Next for GMAC, Test on Impact of Easier Credit

By accepting funding from the Treasury Department's Troubled Asset Relief Program, GMAC LLC has made a commitment to expand its lending criteria.

In doing so, it will have to clear a hurdle that other Tarp funding recipients say they have encountered: finding customers both able and willing to borrow.

Observers said that the relaxed standards GMAC is offering on auto loans may not be enough to overcome the poor economy and the slumping demand for American cars.

And, with the finance company's future in doubt in recent months, many car buyers have turned to other sources of credit, notably credit unions.

GMAC, which is jointly owned by General Motors Corp. and the private-equity firm Cerberus Capital Management LP, said Tuesday that it would lend to consumers with credit scores of 621 or higher to boost auto sales. Two months ago it had set its score minimum at 700, eliminating all but prime borrowers.

Bill Muir, GMAC's president, said in a press release that it would put its Tarp funding to use immediately "to facilitate the purchase of cars and trucks" in this country.

"The actions of the federal government to support GMAC are having an immediate and meaningful effect on our ability to provide credit to automotive customers," Mr. Muir said.

But Brian Johnson, an analyst at Barclays Capital, said that lowering score minimums would not be enough to help General Motors' sluggish sales.

Lowering credit scores "will make a difference in helping GM go from horrible to bad, but it won't necessarily reboot sales," Mr. Johnson said. "They're still looking at sales levels that are below historical run rates, indicating that as much as we talk about the credit crunch, there's a fair amount of consumers putting off buying a new car."

Since last month, when GMAC applied to convert to a bank holding company and curtailed its lending, credit unions have stepped in to fill the gap by providing funding to consumers and auto dealers, Mr. Johnson said. "Who was serving GM dealers, even though sales were lousy? Ninety percent of loans were coming from somewhere else."

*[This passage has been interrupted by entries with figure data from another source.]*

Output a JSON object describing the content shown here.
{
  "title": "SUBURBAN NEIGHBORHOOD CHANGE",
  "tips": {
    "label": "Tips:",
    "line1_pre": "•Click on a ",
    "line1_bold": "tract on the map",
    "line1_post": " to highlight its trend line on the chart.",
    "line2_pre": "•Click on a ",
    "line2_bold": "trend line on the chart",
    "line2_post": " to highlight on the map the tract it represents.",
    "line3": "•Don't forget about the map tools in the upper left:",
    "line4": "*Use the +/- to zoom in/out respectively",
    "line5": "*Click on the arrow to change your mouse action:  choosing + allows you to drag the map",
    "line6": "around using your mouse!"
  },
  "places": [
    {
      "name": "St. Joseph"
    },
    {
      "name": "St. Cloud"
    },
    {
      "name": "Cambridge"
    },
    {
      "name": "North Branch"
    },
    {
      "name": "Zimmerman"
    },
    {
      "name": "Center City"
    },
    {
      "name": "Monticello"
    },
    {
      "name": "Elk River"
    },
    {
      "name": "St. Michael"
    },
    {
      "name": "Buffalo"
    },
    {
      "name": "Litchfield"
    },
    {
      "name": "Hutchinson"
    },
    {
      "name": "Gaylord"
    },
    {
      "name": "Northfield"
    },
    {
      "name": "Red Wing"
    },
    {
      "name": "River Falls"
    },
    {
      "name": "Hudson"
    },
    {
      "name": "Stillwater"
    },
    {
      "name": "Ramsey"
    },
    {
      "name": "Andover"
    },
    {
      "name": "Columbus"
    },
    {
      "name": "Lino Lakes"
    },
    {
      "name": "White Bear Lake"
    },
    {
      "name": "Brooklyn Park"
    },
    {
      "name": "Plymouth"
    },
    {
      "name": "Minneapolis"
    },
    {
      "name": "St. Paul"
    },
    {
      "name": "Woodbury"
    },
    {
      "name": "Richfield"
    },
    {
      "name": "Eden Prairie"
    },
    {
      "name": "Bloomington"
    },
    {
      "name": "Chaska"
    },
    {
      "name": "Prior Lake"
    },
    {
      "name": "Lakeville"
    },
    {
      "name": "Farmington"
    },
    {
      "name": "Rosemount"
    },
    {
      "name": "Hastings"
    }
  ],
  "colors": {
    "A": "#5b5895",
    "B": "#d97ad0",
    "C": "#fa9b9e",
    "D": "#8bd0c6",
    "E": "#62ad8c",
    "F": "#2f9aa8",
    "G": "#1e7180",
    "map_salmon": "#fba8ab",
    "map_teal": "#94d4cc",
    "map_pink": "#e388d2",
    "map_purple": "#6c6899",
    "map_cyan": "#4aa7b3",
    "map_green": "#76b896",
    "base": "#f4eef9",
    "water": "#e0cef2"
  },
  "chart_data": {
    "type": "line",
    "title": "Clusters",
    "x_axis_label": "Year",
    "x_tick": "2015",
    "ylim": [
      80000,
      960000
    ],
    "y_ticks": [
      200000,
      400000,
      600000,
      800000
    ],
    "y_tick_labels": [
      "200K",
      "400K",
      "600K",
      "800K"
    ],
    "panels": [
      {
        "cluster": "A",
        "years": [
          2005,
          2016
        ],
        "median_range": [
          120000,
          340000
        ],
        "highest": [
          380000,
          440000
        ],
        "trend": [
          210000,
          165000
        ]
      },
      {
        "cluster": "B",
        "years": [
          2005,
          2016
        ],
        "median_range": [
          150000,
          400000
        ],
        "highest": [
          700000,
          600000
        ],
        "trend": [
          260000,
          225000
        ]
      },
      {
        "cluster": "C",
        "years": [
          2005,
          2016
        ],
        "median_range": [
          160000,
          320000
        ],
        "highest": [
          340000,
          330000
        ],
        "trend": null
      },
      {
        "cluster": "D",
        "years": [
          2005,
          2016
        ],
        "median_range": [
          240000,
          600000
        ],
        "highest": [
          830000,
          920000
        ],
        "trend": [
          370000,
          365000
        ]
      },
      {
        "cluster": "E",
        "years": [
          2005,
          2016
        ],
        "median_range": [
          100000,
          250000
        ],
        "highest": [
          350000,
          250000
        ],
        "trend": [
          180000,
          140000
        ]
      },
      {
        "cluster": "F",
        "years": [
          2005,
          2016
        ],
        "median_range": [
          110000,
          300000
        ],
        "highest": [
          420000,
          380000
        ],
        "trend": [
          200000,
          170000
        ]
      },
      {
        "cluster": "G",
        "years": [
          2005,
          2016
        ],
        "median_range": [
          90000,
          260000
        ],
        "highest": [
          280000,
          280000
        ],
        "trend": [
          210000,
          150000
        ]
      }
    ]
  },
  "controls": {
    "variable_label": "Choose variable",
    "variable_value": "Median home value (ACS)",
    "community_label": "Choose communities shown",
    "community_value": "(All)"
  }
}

The banking system "did serve many of the customers that GMAC wasn't serving," Mr. Johnson said. "There are interesting questions about whether this has changed the competitive landscape for indirect lending, which could support a theory that small is better" when it comes to auto financing.

Still, the outlook remains bleak for an improvement in auto sales. The Conference Board reported Tuesday that its December consumer confidence index sank to an all-time low of 38 (on a scale of 0 to 100). Last month the index was 44.7.

Last week the Federal Reserve Board approved GMAC's application to become a bank holding company.

The Treasury has purchased $5 billion of senior preferred stock in the finance company with an 8% dividend. GMAC will issue warrants in the form of additional preferred equity in an amount equal to 5% of the preferred stock purchase; the warrants, if exercised, would pay a 9% dividend.

In addition, the Treasury will lend GM up to $1 billion, so the automaker can participate in a rights offering for GMAC's conversion from a Utah industrial loan company to a bank holding company.

Adam Levitin, an associate professor at Georgetown University Law Center, said that the federal government's arrangement with GMAC could become "a leading case study in moral hazard."

The Treasury had "a whole arsenal of unused tools" available for pushing through GMAC's debt-exchange offer and avoiding a preferred stock injection, Prof. Levitin said. For example, the Treasury could have purchased GMAC bonds at pennies on the dollar to leverage remaining bondholders to approve the debt exchange this month, he said.

"This move sends a very strong message that Treasury isn't willing to play hardball to force risk on to investors, not taxpayers," he said. "The GMAC bailout sets an example that encourages all of the GM and Chrysler constituencies not to compromise. If Treasury will bail out GMAC, which has little purpose without GM, surely it will also bail out GM."

According to Prof. Levitin, a test case will come in March, when GM and Chrysler LLC will be required to meet restructuring goals for the funding the Bush administration has approved for them this month.